The figure is an explanatory diagram showing the operation of each part of the same as above, Figure 3 is an explanatory diagram of operation showing the relationship between the input voltage and output current of the DC-DC converter used in the above, and Figure 4 is the terminal voltage of the storage battery and An operation explanatory diagram showing the relationship with the charging current, Fig. 5 is a circuit diagram showing a conventional example, and Fig. 6 is a circuit diagram showing the conventional example.

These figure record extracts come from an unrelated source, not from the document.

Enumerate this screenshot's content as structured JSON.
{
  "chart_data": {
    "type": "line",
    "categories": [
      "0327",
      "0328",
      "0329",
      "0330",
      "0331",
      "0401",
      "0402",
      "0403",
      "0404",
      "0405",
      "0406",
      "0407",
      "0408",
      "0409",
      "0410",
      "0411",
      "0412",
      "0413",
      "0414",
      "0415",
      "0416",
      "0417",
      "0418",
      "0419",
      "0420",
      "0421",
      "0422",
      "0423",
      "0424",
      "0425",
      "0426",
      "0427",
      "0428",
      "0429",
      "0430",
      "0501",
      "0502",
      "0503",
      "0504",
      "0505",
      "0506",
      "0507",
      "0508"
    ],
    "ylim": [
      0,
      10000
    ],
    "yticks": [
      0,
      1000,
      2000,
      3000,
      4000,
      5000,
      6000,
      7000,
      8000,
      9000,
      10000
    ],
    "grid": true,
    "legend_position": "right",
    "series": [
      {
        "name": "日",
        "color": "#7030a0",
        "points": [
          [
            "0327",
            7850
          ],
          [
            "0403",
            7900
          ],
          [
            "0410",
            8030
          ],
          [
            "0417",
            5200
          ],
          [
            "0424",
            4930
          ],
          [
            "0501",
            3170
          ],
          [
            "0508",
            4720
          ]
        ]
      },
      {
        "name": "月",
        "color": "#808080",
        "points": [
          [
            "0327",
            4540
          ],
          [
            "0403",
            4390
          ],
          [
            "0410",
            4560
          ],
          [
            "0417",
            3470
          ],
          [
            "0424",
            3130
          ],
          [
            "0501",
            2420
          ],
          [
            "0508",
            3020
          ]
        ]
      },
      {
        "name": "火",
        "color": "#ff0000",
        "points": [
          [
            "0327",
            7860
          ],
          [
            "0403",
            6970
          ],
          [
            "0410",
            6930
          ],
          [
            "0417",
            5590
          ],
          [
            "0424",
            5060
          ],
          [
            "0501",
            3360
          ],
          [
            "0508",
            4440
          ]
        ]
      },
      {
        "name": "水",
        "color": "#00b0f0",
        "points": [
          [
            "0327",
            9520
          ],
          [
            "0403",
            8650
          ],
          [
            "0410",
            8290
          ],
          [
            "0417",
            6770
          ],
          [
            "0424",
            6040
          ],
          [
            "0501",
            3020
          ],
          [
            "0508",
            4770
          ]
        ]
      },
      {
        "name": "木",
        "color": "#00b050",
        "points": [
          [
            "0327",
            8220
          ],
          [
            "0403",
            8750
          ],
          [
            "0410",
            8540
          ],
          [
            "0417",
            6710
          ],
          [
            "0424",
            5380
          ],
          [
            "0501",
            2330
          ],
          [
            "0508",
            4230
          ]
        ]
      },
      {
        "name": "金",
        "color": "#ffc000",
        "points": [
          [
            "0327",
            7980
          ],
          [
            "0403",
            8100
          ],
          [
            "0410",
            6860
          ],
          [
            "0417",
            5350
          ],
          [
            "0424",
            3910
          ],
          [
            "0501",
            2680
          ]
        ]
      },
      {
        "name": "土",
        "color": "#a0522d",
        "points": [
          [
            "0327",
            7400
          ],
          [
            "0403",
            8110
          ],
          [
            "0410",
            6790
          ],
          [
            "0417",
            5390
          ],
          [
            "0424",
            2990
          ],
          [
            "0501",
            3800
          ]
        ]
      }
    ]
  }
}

The figure is a circuit diagram showing another conventional example. 1 is a rectifier circuit, 4 is a DC-DC converter, 6 is a protection circuit, AC is a commercial AC power supply, B is a storage battery, M
is a DC motor, Q ₁ and Q ₂ are transistors, R ₆ is an emitter resistor, V is a set voltage, and ZD ₁ is a Zener diode.

Claims (1)

[Claims] 1. A DC power source obtained by rectifying a commercial AC power source is inserted into the collector winding of an oscillation transformer between the collector of the first transistor and one end of the DC power source, and the DC power source is connected between the base and emitter of the first transistor. This is a ringing chain yoke converter system with a configuration in which the base winding of an oscillation transformer is inserted into the
In a charging circuit in which voltage is stepped down by a DC-DC converter to charge a storage battery connected to a load, a series circuit including an emitter resistor and a storage battery is connected between the emitter of the first transistor and the other end of the DC power supply. is inserted, a second transistor having a collector-emitter interposed between the other end of the DC power supply and the base of the first transistor, and a connection between the emitter of the first transistor and the base of the second transistor. A protection circuit is formed by a constant voltage element inserted between the emitter resistor and the storage battery to make the second transistor conductive when the voltage across the series circuit of the emitter resistor and the storage battery becomes equal to or higher than a predetermined threshold voltage. charging circuit.